There are many approaches to using containers, infrastructure as code (IaC), and CI/CD pipelines together. Free tutorials such as Kubernetes with Jenkins or Kubernetes with Azure DevOps can help you explore your options.

Another option is to use a serverless architecture to deploy and scale your applications. In a serverless environment, the cloud service provider manages the infrastructure, and the application consumes resources as needed based on its configuration. On AWS, for example, serverless applications run as Lambda functions and deployments can be integrated into a Jenkins CI/CD pipeline with a plugin. Azure serverless and GPS serverless computing are similar services.

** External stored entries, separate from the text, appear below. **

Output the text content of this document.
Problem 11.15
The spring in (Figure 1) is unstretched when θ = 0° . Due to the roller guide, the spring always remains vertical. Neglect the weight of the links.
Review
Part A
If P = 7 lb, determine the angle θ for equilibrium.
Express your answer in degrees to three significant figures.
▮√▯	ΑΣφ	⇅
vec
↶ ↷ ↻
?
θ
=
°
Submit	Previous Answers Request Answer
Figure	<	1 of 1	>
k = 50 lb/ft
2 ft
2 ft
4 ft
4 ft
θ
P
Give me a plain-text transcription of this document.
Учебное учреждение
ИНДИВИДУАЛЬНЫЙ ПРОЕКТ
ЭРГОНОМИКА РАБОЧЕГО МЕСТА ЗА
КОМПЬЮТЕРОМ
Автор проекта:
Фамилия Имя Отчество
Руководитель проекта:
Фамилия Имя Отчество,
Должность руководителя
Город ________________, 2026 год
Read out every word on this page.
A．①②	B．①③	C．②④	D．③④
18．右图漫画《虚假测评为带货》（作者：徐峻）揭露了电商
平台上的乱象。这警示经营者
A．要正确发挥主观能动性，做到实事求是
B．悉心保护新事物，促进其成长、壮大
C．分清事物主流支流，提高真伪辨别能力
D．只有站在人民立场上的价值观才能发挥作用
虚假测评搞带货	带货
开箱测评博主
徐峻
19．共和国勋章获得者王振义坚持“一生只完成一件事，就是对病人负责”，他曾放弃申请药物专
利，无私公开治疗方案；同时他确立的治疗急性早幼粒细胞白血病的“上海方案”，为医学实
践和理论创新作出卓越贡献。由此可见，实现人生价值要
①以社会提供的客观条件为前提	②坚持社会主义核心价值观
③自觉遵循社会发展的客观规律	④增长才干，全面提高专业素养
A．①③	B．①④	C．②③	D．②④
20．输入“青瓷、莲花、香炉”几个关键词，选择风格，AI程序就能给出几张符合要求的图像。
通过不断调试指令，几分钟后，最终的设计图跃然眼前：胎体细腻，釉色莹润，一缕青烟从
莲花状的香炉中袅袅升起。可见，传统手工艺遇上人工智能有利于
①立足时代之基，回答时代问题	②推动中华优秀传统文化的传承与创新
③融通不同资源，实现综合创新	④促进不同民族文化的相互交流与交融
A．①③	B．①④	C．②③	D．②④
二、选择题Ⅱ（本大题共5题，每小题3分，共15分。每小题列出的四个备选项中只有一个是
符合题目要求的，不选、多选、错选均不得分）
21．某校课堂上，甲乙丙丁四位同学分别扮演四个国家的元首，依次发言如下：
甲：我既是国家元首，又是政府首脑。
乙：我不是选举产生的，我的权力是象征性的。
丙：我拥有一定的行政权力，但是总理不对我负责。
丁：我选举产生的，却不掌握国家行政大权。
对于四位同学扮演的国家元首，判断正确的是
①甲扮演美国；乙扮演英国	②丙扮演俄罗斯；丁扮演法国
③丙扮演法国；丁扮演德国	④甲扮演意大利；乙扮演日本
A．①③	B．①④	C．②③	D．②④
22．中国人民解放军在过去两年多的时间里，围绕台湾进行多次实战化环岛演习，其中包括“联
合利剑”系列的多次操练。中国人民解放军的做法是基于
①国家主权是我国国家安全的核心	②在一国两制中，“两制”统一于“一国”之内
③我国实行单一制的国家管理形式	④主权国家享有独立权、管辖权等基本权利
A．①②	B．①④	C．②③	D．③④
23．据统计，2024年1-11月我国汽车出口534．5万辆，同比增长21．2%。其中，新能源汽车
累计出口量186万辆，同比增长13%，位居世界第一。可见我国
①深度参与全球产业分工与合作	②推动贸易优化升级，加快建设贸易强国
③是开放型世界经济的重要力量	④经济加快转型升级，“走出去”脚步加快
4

Next generation CI/CD applications

You may be wondering about some of the more advanced areas for CI/CD pipeline development and management. Here are a few notable ones:

  • MLOps is the IaC and CI/CD of machine learning models and supports infrastructure, integration, and deployment to training and production environments.
  • Synthetic data generation techniques use machine learning to create data sets used by test automation engineers to test APIs and by data scientists to train models.
  • AIOps platforms, or machine learning and automation in IT Ops, aggregate observability data and correlates alerts from multiple sources into incidents. Automations can trigger CI/CD deployments and rollbacks as required.
  • Teams working on microservices create reusable pipelines to support and scale development and review options on Azure and AWS.
  • Engineers use CI/CD in other areas, including network configuration, embedded systems, database changes, IoT, and AR/VR.

Conclusion

To recap, continuous integration packages and tests software builds and alerts developers if their changes fail any unit tests. Continuous delivery is the automation that delivers applications, services, and other technology deployments to the runtime infrastructure and may execute additional tests.

Developing a CI/CD pipeline is a standard practice for businesses that frequently improve applications and require a reliable delivery process. Once in place, the CI/CD pipeline lets the team focus more on enhancing applications and less on the details of delivering it to various environments.

Getting started with CI/CD requires devops teams to collaborate on technologies, practices, and priorities. Teams need to develop consensus on the right approach for their business and technologies. Once a pipeline is in place, the team should follow CI/CD practices consistently.